10.1 High-severity WO opened on a room with an active reservation, no replacement available, guest already at desk

  • Detection: reservation.modification.failed.v1 with kind=room_change.
  • Compensation: WO escalated to GM; UI displays "guest waiting" banner; check-in saga (reservation-service) handles guest reaccommodation manually.
  • User impact: guest waits; GM intervenes.
  • Test: scripted E2E in staging.

10.2 Vendor invoice file upload fails

  • Detection: signed-URL upload returns 4xx; BFF surfaces; we never persist the WO change because the file ref was never confirmed.
  • Compensation: retry; or skip file upload, just record amount.
  • Test: BFF E2E.

10.3 Multiple lock health alerts for the same device in 1 second

  • Detection: inbox dedupe + (deviceId, alertCode, dayBucket) natural dedupe.
  • Compensation: at most one WO per dedupe bucket; subsequent alerts append a comment.
  • Test: integration/lock_alert_dedupe.spec.ts.

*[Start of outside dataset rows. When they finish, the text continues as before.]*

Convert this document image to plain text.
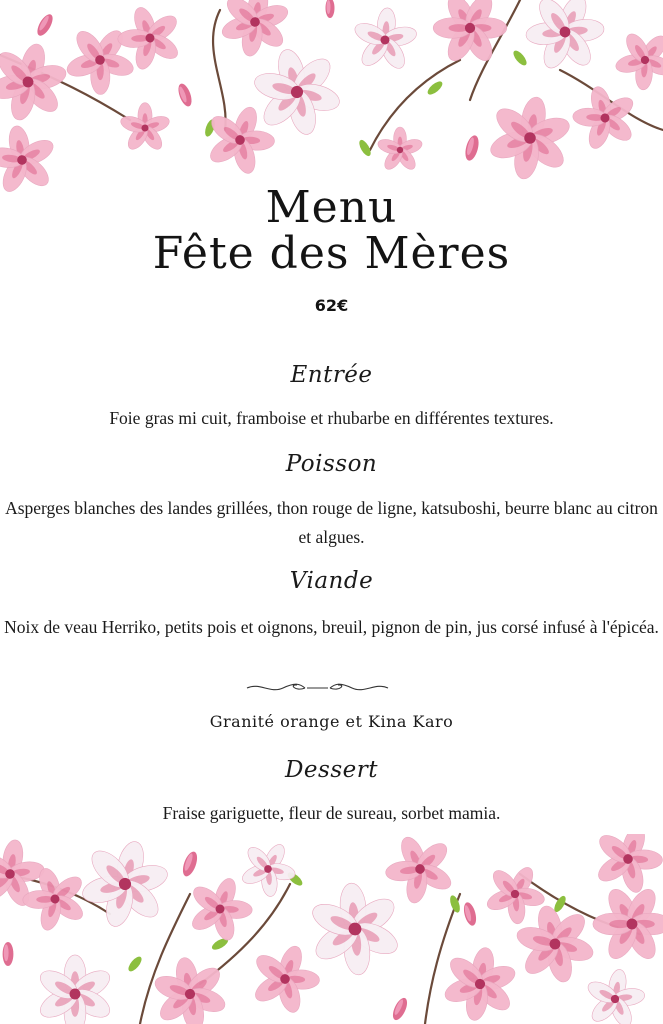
Menu
Fête des Mères
62€
Entrée
Foie gras mi cuit, framboise et rhubarbe en différentes textures.
Poisson
Asperges blanches des landes grillées, thon rouge de ligne, katsuboshi, beurre blanc au citron et algues.
Viande
Noix de veau Herriko, petits pois et oignons, breuil, pignon de pin, jus corsé infusé à l'épicéa.
Granité orange et Kina Karo
Dessert
Fraise gariguette, fleur de sureau, sorbet mamia.
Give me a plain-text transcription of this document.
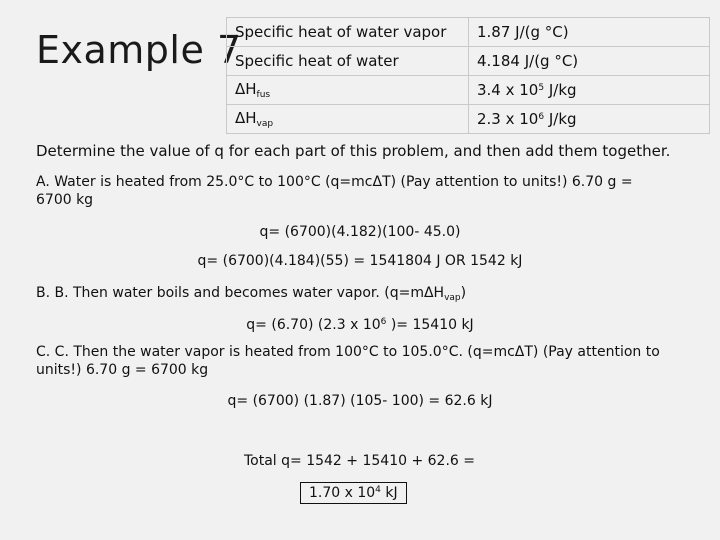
Example 7
Specific heat of water vapor	1.87 J/(g °C)
Specific heat of water	4.184 J/(g °C)
$\Delta H_{fus}$	3.4 x $10^5$ J/kg
$\Delta H_{vap}$	2.3 x $10^6$ J/kg
Determine the value of q for each part of this problem, and then add them together.
A. Water is heated from 25.0°C to 100°C (q=mcΔT) (Pay attention to units!) 6.70 g = 6700 kg
q= (6700)(4.182)(100- 45.0)
q= (6700)(4.184)(55) = 1541804 J OR 1542 kJ
B. B. Then water boils and becomes water vapor. (q=mΔH$_{vap}$)
q= (6.70) (2.3 x $10^6$ )= 15410 kJ
C. C. Then the water vapor is heated from 100°C to 105.0°C. (q=mcΔT) (Pay attention to units!) 6.70 g = 6700 kg
q= (6700) (1.87) (105- 100) = 62.6 kJ
Total q= 1542 + 15410 + 62.6 =
1.70 x $10^4$ kJ
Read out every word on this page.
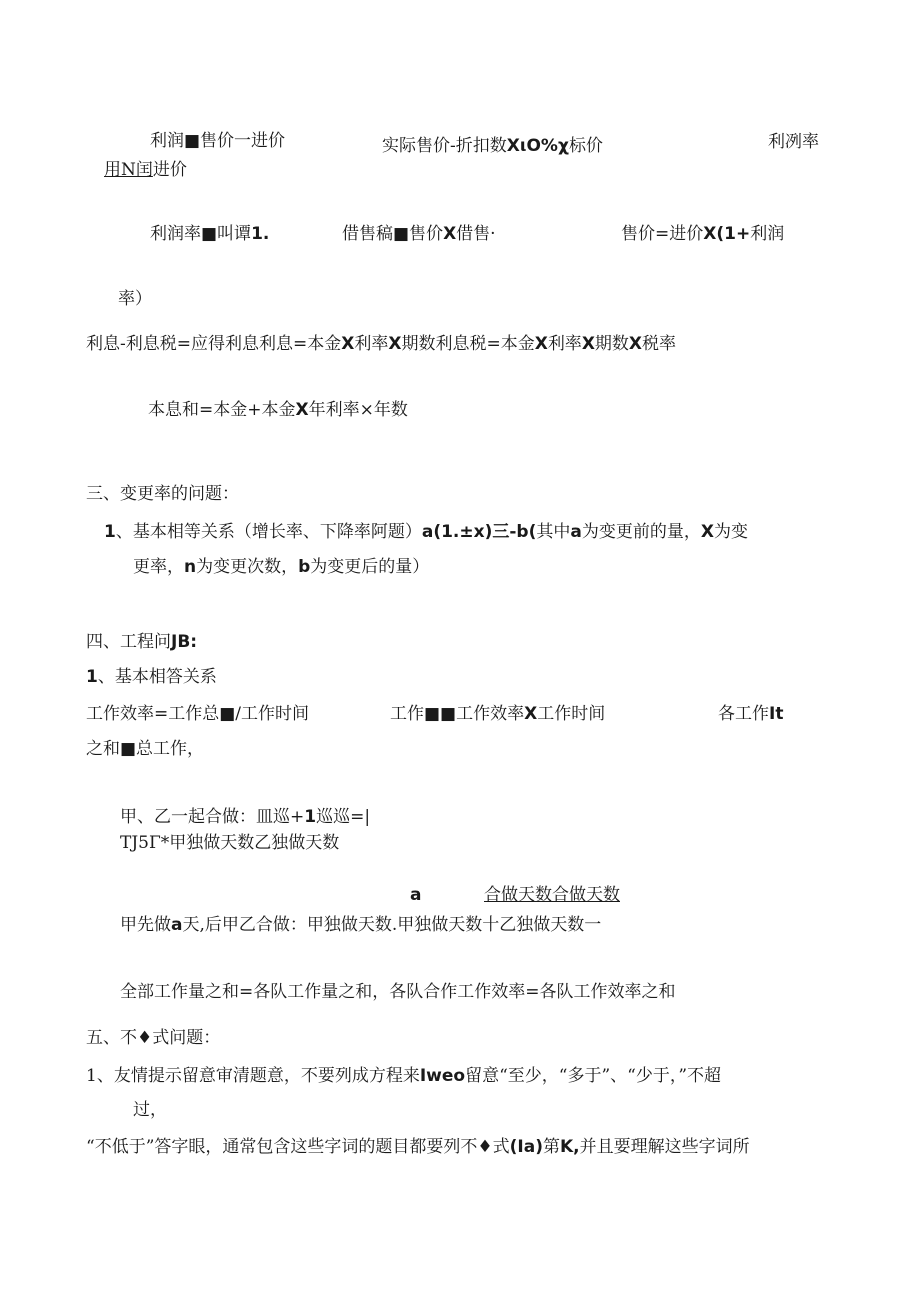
利润■售价一进价	实际售价-折扣数XιO%χ标价	利冽率
用N闰进价
利润率■叫谭1.	借售稿■售价X借售·	售价=进价X(1+利润
率）
利息-利息税=应得利息利息=本金X利率X期数利息税=本金X利率X期数X税率
本息和=本金+本金X年利率×年数
三、变更率的问题：
1、基本相等关系（增长率、下降率阿题）a(1.±x)三-b(其中a为变更前的量，X为变
更率，n为变更次数，b为变更后的量）
四、工程问JB:
1、基本相答关系
工作效率=工作总■/工作时间	工作■■工作效率X工作时间	各工作It
之和■总工作，
甲、乙一起合做：皿巡+1巡巡=|
TJ5Γ*甲独做天数乙独做天数
a	合做天数合做天数
甲先做a天,后甲乙合做：甲独做天数.甲独做天数十乙独做天数一
全部工作量之和=各队工作量之和，各队合作工作效率=各队工作效率之和
五、不♦式问题：
1、友情提示留意审清题意，不要列成方程来Iweo留意“至少，“多于”、“少于，”不超
过，
“不低于”答字眼，通常包含这些字词的题目都要列不♦式(Ia)第K,并且要理解这些字词所
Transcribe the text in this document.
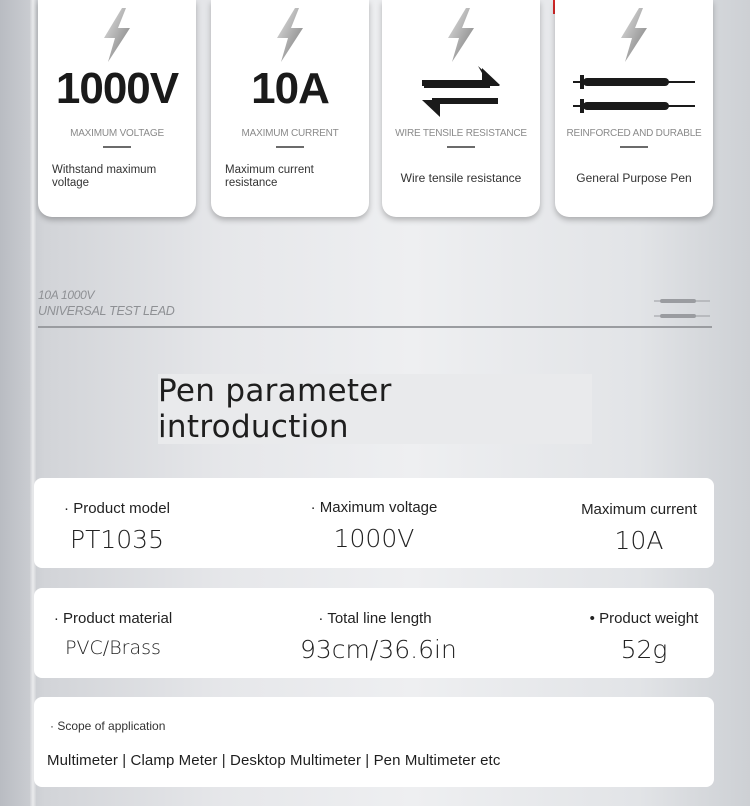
1000V
MAXIMUM VOLTAGE
Withstand maximum voltage
10A
MAXIMUM CURRENT
Maximum current resistance
WIRE TENSILE RESISTANCE
Wire tensile resistance
REINFORCED AND DURABLE
General Purpose Pen
10A 1000V
UNIVERSAL TEST LEAD
Pen parameter introduction
· Product model
PT1035
· Maximum voltage
1000V
Maximum current
10A
· Product material
PVC/Brass
· Total line length
93cm/36.6in
• Product weight
52g
· Scope of application
Multimeter | Clamp Meter | Desktop Multimeter | Pen Multimeter etc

10.4 Generator run-hours regress (sensor or human input goes backward)

  • Detection: Asset.runHours is max-of per sync contract; but cloud-side direct REST update to a lower value is rejected with MELMASTOON.MAINTENANCE.ASSET_RUN_HOURS_REGRESSION.
  • Compensation: UI prompts: "current value is X, you entered Y. Confirm reset?" — if confirmed, RecordAssetHealthUpdateUseCase with force=true (audited).
  • Test: integration/asset_run_hours_regression.spec.ts.

10.5 Schedule nextDueAt regression after manual override

  • Detection: invariant #9.
  • Compensation: request rejected; UI explains that next-due cannot move backward without manually completing the in-flight schedule.
  • Test: domain/__tests__/schedule_next_due_regression.spec.ts.

11. Generic failure principles

  • Fail-soft on advisory dependencies (AI, notification dispatch, asset health forecaster) — primary flow continues, badge surfaced.
  • Fail-fast on authoritative dependencies (DB, auth, RLS) — return 5xx, let client retry.
  • Audit everything — every failure produces a structured log + a metric increment. Silent failures are bugs.
  • No partial state — every command writes WO + outbox in one transaction; either both happen or neither.